Why do we have different signs before the delta on the Klein-Gordon and the Dirac Green's function equation? Let's read equation (2.56) on Peskin & Schroeder 
$$(\partial^2+m^2)D_R(x-y)=-i\delta^4(x-y).$$
Let's look now to equation (3.118)
$$(i\gamma^{\nu}\partial_{\nu}-m)S_R(x-y)=i\delta^4(x-y).$$
Why the different sign before the delta? and when I consider the propagator for any other field theory, is there a way to know what sign is to be used?
 A: Maybe the answer is connected with the fact that propagator is the inverse of Lagrangian operator.

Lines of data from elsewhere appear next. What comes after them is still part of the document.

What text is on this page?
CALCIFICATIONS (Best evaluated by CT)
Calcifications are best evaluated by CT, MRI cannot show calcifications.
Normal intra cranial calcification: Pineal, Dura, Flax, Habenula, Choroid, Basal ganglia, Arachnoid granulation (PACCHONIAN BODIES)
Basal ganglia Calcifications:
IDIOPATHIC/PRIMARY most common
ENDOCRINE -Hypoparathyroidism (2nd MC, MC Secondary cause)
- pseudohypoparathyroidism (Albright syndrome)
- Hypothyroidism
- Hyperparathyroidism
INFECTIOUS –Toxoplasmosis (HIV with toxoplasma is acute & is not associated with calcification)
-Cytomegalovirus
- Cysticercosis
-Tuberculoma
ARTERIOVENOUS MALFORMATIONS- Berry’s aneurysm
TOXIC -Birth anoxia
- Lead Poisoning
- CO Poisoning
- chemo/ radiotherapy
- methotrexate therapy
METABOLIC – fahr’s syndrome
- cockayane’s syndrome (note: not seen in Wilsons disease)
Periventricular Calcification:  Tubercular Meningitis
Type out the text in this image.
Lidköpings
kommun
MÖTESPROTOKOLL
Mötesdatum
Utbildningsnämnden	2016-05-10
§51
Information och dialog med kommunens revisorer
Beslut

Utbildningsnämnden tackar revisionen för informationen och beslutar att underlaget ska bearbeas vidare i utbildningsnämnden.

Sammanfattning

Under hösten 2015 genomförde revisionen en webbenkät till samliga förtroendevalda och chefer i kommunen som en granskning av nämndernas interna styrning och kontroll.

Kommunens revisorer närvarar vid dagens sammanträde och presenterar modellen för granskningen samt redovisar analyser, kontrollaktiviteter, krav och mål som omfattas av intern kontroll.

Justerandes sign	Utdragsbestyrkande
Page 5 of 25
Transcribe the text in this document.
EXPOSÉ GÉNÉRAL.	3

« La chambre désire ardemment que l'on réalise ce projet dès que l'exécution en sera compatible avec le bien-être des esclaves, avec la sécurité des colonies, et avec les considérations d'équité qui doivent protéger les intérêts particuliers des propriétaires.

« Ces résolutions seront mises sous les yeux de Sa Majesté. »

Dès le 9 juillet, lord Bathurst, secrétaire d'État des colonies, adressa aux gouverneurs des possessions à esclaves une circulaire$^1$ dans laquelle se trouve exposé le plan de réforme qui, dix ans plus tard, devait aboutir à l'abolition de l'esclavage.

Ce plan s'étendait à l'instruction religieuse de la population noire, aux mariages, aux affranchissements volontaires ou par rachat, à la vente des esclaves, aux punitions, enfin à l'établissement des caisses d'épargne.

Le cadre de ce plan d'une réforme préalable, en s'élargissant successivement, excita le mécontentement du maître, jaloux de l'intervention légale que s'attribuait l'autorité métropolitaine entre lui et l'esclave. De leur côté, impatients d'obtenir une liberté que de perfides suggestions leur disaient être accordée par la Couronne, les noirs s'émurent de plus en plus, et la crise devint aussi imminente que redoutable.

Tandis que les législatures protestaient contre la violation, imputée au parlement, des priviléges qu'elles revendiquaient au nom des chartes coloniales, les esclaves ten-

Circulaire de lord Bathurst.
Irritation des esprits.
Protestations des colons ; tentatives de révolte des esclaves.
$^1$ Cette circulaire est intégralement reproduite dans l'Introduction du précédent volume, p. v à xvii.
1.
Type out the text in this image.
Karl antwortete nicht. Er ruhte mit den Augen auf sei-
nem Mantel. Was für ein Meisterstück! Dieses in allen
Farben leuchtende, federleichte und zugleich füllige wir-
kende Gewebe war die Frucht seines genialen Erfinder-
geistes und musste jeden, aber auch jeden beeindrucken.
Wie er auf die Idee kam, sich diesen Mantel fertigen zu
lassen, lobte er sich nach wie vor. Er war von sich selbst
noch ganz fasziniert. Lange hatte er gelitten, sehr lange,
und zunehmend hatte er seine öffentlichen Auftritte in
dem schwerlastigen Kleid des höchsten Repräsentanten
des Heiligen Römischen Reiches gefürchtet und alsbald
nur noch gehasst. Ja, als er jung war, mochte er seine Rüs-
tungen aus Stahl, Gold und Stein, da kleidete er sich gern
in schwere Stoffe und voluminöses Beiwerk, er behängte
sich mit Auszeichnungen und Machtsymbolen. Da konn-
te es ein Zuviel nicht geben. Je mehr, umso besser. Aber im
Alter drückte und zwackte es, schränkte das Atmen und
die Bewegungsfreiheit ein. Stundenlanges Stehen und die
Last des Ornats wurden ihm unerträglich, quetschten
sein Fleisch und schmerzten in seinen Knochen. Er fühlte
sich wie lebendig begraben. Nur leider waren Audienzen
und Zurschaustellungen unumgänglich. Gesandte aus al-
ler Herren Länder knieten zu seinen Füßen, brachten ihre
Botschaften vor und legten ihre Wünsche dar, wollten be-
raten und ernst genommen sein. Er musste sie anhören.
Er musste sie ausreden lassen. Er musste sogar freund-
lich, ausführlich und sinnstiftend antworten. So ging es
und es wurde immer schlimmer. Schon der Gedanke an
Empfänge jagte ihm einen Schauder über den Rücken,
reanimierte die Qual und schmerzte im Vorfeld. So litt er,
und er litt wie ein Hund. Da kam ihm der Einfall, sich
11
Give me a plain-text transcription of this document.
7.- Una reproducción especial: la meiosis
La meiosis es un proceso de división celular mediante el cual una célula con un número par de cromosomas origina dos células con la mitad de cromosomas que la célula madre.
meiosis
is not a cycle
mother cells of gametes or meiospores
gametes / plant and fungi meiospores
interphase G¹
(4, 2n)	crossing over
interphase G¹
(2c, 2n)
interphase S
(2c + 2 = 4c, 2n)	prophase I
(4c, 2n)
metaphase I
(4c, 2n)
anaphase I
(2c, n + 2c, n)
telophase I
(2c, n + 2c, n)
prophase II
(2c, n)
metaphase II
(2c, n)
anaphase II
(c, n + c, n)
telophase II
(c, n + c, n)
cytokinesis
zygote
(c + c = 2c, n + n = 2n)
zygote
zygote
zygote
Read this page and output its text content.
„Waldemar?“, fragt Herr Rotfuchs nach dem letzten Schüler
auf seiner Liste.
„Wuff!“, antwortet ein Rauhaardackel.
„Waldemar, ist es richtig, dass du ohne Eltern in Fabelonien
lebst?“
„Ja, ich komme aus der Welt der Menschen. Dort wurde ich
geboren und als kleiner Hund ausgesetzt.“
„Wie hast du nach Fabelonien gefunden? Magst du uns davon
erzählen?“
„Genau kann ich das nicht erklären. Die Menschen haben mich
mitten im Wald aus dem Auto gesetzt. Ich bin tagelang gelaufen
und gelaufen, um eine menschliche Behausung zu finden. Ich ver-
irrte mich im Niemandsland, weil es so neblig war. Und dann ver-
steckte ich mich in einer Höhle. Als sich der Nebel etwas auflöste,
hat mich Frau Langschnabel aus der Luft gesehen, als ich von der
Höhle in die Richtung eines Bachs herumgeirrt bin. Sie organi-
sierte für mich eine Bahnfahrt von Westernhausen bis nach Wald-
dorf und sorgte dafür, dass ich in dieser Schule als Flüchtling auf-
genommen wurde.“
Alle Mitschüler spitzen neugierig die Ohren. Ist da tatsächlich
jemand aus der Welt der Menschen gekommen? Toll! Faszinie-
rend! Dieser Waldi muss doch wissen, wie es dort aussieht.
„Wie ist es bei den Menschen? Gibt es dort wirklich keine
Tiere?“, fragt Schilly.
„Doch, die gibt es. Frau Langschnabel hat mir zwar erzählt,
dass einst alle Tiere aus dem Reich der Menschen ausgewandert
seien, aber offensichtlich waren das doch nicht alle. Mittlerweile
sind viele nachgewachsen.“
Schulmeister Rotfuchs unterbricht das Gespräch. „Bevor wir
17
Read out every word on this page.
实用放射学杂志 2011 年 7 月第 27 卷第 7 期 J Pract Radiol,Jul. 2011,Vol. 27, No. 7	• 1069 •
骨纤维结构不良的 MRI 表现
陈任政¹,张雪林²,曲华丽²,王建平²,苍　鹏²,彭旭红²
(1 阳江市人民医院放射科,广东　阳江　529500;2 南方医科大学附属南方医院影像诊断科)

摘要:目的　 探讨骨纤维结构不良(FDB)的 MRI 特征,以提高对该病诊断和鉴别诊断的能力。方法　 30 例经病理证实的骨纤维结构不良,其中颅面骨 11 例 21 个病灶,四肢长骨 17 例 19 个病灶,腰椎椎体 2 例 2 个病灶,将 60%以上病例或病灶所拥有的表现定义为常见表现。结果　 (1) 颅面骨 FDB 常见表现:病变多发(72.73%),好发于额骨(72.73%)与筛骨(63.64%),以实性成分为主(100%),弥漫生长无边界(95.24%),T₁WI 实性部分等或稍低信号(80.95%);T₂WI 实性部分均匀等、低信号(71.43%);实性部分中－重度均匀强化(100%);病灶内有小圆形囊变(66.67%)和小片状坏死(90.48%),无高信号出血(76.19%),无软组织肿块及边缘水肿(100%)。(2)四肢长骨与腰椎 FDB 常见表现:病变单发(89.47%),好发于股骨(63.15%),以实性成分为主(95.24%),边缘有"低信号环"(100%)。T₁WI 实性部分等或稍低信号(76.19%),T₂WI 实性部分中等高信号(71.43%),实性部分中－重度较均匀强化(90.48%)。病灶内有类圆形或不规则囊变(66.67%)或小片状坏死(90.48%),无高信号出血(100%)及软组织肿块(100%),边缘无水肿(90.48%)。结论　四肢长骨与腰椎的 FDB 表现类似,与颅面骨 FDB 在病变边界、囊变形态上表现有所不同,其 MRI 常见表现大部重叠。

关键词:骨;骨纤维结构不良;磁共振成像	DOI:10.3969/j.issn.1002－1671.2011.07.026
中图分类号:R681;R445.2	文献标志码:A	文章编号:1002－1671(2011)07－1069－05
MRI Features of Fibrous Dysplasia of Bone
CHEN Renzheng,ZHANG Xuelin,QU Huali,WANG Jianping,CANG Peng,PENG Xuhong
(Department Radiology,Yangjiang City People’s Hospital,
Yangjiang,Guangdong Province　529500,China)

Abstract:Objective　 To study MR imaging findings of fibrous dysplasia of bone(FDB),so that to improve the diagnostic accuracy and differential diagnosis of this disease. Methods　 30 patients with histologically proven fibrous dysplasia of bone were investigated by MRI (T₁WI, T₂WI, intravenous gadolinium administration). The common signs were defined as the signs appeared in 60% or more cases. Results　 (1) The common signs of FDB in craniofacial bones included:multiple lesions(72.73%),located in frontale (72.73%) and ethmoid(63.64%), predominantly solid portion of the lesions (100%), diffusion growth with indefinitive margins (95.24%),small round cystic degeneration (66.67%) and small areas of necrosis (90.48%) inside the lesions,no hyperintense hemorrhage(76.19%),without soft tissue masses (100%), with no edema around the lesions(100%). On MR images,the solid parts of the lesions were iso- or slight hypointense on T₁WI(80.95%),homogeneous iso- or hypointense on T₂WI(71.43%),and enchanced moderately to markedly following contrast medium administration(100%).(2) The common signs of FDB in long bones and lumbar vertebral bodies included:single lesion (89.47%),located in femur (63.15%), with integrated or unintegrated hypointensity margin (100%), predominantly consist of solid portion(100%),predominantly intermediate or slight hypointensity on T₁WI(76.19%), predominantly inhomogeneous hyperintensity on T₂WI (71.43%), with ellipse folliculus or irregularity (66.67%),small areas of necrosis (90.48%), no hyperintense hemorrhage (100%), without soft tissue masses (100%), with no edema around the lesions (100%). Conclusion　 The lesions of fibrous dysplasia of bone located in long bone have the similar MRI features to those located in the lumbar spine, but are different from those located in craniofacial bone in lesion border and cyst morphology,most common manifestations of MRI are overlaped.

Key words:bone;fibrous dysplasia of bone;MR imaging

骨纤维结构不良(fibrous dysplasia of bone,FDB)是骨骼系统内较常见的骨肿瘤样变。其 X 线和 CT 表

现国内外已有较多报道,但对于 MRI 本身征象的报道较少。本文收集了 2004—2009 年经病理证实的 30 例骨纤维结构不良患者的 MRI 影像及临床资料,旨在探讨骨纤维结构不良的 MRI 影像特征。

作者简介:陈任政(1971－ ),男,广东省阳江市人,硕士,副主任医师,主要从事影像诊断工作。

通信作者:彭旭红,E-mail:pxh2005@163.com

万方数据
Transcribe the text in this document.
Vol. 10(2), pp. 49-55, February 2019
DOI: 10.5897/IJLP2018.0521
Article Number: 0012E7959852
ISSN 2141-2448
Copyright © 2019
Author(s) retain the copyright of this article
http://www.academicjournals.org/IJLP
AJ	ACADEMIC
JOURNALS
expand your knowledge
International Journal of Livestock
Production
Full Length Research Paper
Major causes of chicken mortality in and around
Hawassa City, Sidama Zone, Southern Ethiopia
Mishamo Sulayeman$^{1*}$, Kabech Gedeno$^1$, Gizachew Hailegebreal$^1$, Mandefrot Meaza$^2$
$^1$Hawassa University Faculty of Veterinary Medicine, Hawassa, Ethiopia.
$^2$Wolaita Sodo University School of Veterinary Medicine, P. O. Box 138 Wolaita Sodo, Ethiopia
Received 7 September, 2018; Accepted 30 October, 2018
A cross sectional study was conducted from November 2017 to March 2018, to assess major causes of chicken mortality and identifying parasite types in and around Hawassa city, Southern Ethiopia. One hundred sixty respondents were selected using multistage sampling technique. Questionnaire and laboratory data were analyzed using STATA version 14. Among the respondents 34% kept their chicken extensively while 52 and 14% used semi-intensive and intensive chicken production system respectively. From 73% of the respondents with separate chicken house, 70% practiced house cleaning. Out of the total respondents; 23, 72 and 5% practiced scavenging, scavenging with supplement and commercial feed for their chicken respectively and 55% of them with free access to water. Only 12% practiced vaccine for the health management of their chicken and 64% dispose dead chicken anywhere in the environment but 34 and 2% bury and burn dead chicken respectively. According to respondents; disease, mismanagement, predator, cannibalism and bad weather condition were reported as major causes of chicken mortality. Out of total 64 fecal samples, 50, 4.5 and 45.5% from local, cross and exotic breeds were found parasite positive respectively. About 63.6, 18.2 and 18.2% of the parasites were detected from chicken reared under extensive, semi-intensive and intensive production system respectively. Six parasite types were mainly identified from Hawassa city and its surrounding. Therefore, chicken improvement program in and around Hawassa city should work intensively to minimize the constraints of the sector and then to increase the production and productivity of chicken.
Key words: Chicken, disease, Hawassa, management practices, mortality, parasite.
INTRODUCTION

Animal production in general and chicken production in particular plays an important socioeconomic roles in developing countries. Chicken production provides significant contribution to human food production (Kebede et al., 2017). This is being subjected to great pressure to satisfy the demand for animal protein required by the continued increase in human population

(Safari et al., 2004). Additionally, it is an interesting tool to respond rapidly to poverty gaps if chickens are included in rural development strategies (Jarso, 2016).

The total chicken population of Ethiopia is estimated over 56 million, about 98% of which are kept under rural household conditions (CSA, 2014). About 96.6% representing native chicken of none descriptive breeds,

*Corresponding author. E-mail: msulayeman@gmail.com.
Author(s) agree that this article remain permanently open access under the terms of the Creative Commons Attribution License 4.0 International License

An action of free theory may be written as
$$
S[\psi ] = \int d^{4}x (\psi^{a})^{*}\Delta_{ab}\psi^{b}.
$$ 
Here $()^{*}$ means conjugation which leaves $(\psi^{a})^{*}\Delta_{ab}\psi^{b}$-form lorentz-invariant. For example,
$$
S_{KG}[\varphi ] = \frac{1}{2}\int d^{4}x \left( (\partial_{\mu}\varphi )^{2} - m^{2}\varphi^{2}\right) = \frac{1}{2}\int d^{4}x \varphi (-\partial^{2} - m^{2}) \varphi , 
$$
$$
S_{D}[\bar{\psi}, \psi ] = \int d^{4}x \bar{\psi}(i\gamma^{\mu}\partial_{\mu} - m)\psi ,
$$
$$
S_{EM}[A] = \int d^{4}x \left( -\frac{1}{4}F_{\mu \nu}F^{\mu \nu} - \frac{1}{2\alpha}(\partial_{\mu}A^{\mu})^{2}\right) = 
$$
$$
=\frac{1}{2}\int d^{4}x A^{\mu} \left( \partial^{2}g_{\mu \nu} - \left[ \frac{1}{\alpha} - 1\right]\partial_{\mu}\partial_{\nu}\right)A^{\nu}.
$$
The propagator is the inverse lagrangian operator:
$$
D_{ab}(p) = \frac{1}{\Delta_{ab}(p)}.
$$
So now you know how to get the sign in equation for propagator. 
Maybe you want to know how to get the sign in lagrangian. The sign (in general - scaling factor) of lagrangian operator doesn't affect on the equations of motion (as well as the polarization sum rule $\sum_{s}u_{a}^{s}(u_{b}^{s})^{*}$ is determined from equations of motion only up to the scaling factor). But it is important because it determines the sign of kinetic part in lagrangian ($\bar{\psi}\gamma^{0}\partial_{0}\psi$ for Dirac case, $\partial_{0}A^{i}\partial_{0}A^{i}$ in EM case, $(\partial_{0}\varphi)^{2}$ in scalar case etc.). This affects on unitarity of theory, so, of course, is very important.